Achieving a UK hit single early in his career as Jilted John, Fellows followed the misguided advice of his record label to keep a cult profile and did not see any further hits. In 1985, having signed a songwriting deal with Chappell Music, he was played some of their bad demo tapes and was inspired to create John Shuttleworth, a man with a hum-drum life and little aptitude for pop music who nonetheless writes song after song on his Yamaha keyboard with "built-in auto-accompaniment".
Shuttleworth was initially confined to home-produced tapes that were only circulated among Fellows' friends (some of these tracks later compiled on 'Blue John') but he gradually became more mainstream, with appearances on Radio 4 ('The Shuttleworths' series), Radio 1 ('Shuttleworth Showtime') and on Jonathan Ross's 'Saturday Zoo' on Channel 4, eventually progressing to his own TV shows ('500 Bus Stops', 'Europigeon') and films ('It's Nice Up North'). Most incongruously, perhaps, Shuttleworth played to 25,000 bemused Blur fans when he supported them at London's Mile End Stadium in 1996. Fellows has also written books as John and regularly tours in character.

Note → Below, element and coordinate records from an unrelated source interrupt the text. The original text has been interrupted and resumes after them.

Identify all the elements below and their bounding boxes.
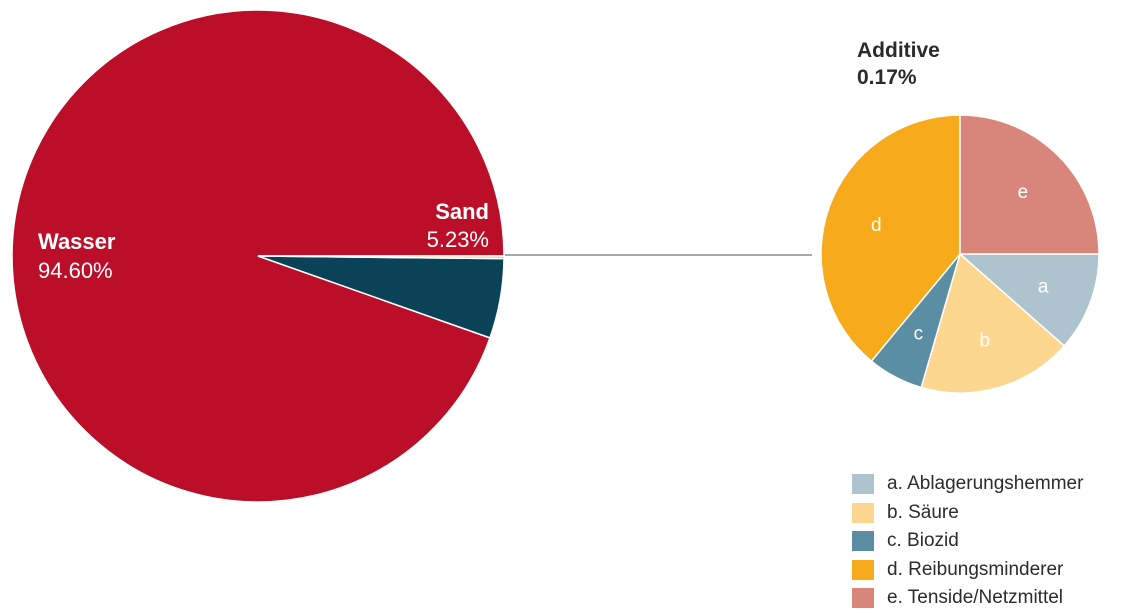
legend-label-e: e. Tenside/Netzmittel (887, 587, 1064, 609)
additive-slice-d (820, 114, 961, 363)
additive-slice-label-d: d (871, 215, 882, 236)
legend-item-b: b. Säure (852, 499, 1083, 528)
slice-label-wasser: Wasser (38, 229, 116, 254)
legend-item-c: c. Biozid (852, 527, 1083, 556)
legend-swatch-b (852, 502, 874, 523)
additive-slice-label-e: e (1018, 182, 1029, 203)
pie-slice-additive (257, 255, 505, 260)
legend-swatch-e (852, 588, 874, 609)
legend-swatch-c (852, 531, 874, 552)
main-pie: Wasser 94.60% Sand 5.23% (11, 9, 505, 503)
slice-label-sand: Sand (435, 199, 489, 224)
legend-label-a: a. Ablagerungshemmer (887, 473, 1084, 495)
additive-slice-label-b: b (980, 330, 991, 351)
slice-value-wasser: 94.60% (38, 258, 113, 283)
slice-value-sand: 5.23% (427, 227, 489, 252)
additive-slice-label-c: c (914, 324, 924, 345)
additive-title: Additive (857, 39, 940, 62)
legend-label-b: b. Säure (887, 501, 959, 523)
additive-value: 0.17% (857, 66, 917, 89)
additive-slice-a (958, 253, 1100, 347)
additive-slice-e (959, 114, 1100, 255)
legend-label-c: c. Biozid (887, 530, 959, 552)
additive-slice-b (920, 252, 1066, 394)
additive-slice-label-a: a (1038, 276, 1049, 297)
legend-item-a: a. Ablagerungshemmer (852, 470, 1083, 499)
legend-swatch-d (852, 559, 874, 580)
legend-label-d: d. Reibungsminderer (887, 558, 1064, 580)
additive-pie: a b c d e (820, 114, 1100, 394)
legend-item-e: e. Tenside/Netzmittel (852, 584, 1083, 613)
legend-swatch-a (852, 474, 874, 495)
legend-item-d: d. Reibungsminderer (852, 556, 1083, 585)
legend: a. Ablagerungshemmer b. Säure c. Biozid d. … (852, 470, 1083, 613)
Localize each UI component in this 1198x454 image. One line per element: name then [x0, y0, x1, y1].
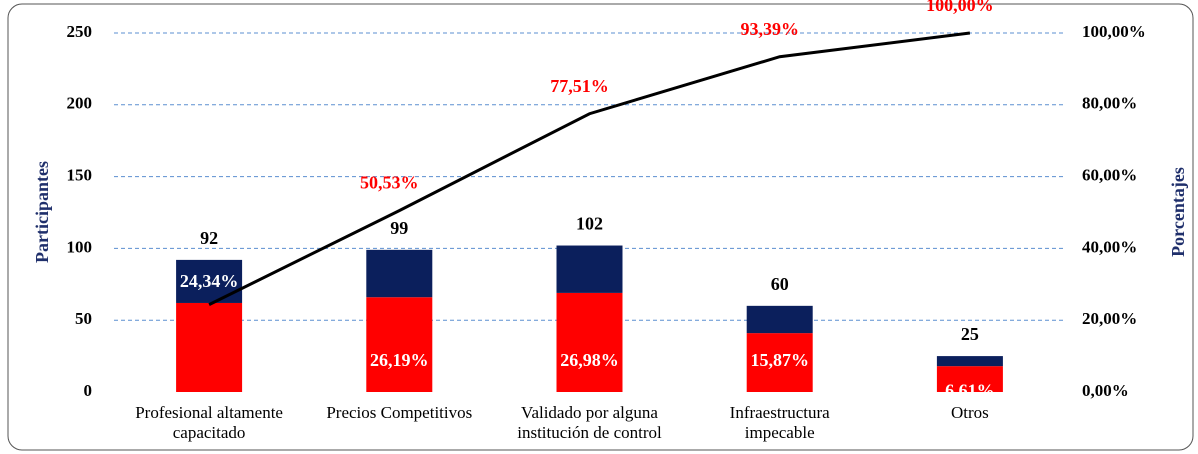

The humour of John Shuttleworth is gentle and observational, bearing comparison to the work of Alan Bennett, being similarly rooted in a Northern English perspective. Although John is clearly never going to be a star, we are not invited to mock him, more to identify with him and his hopes and dreams. His songs, though unlikely to top the charts when covered by Clannad or Paul Young, as John perennially hopes, are nonetheless whimsical and clever beyond his understanding.